Both companies are spending heavily to boost their manufacturing capacity. That could help them fend off competition from specialized pharmacies that are making imitation versions of semaglutide and tirzepatide, an option created by the FDA designating the drugs in shortage. But the drug giants are also taking a longer view beyond their current blockbusters, planning for drugs in development that could be even more popular.
Lilly is conducting late-stage trials for orforglipron, a weight-loss pill, and retatrutide, an injectable that could be even more powerful than the current weight-loss blockbusters. The company is building new manufacturing plants in North Carolina and its hometown of Indianapolis, along with a $2.5 billion plant in Germany.
Novo is also running a late-stage trial for a weight-loss pill, while exploring approaches for new injectables that could be administered once a month. It expects to ramp up its spending on physical infrastructure this year by more than 70 percent.
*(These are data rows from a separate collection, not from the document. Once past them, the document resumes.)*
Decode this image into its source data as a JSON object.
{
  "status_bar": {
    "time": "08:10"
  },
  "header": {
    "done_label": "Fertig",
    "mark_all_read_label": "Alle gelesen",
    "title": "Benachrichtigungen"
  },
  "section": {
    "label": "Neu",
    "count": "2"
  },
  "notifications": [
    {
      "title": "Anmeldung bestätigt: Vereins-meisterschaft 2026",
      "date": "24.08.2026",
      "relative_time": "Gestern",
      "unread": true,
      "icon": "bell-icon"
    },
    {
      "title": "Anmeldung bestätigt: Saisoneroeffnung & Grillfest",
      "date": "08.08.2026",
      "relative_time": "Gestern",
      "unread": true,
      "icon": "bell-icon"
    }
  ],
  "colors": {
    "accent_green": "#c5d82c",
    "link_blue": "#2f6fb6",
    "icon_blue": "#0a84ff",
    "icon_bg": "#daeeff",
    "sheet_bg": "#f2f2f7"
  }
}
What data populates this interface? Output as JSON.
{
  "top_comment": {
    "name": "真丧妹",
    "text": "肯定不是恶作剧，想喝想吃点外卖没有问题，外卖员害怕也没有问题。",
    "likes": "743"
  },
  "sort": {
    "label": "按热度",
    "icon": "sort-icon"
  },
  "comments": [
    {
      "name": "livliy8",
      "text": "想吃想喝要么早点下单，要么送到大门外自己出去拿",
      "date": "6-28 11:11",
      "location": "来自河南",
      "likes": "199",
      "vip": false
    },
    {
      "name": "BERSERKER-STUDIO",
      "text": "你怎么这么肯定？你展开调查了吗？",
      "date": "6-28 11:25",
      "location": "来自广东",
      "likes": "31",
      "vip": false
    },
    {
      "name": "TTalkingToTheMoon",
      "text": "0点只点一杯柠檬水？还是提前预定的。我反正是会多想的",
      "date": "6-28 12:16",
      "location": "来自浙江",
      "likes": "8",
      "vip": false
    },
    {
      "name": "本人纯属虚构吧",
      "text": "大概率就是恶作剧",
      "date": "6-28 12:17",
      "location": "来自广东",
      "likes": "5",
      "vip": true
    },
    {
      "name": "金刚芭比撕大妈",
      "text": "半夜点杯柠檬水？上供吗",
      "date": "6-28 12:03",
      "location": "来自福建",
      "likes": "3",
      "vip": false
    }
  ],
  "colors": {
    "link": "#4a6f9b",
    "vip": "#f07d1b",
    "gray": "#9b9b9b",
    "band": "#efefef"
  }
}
Analysts said the Catalent deal could help Novo’s production challenges. “Given the alternative means of GLP-1 supply expansion was ground-up construction of new plants, this deal will likely boost production faster,” TD Cowen analysts wrote in a research note Tuesday.
Even with the manufacturing challenges, Novo and Lilly are raking in cash from their top-selling drugs. Novo’s sales jumped 31 percent last year, helping it become Europe’s most valuable company by stock-market value.
Lilly’s stock-market value has risen to about $670 billion, the largest of any drugmaker tracked by S&P Global.
Appraising Lilly’s latest financial performance in a note to clients, Akash Tewari, an analyst at Jefferies, said that the company “remains the golden child in healthcare.”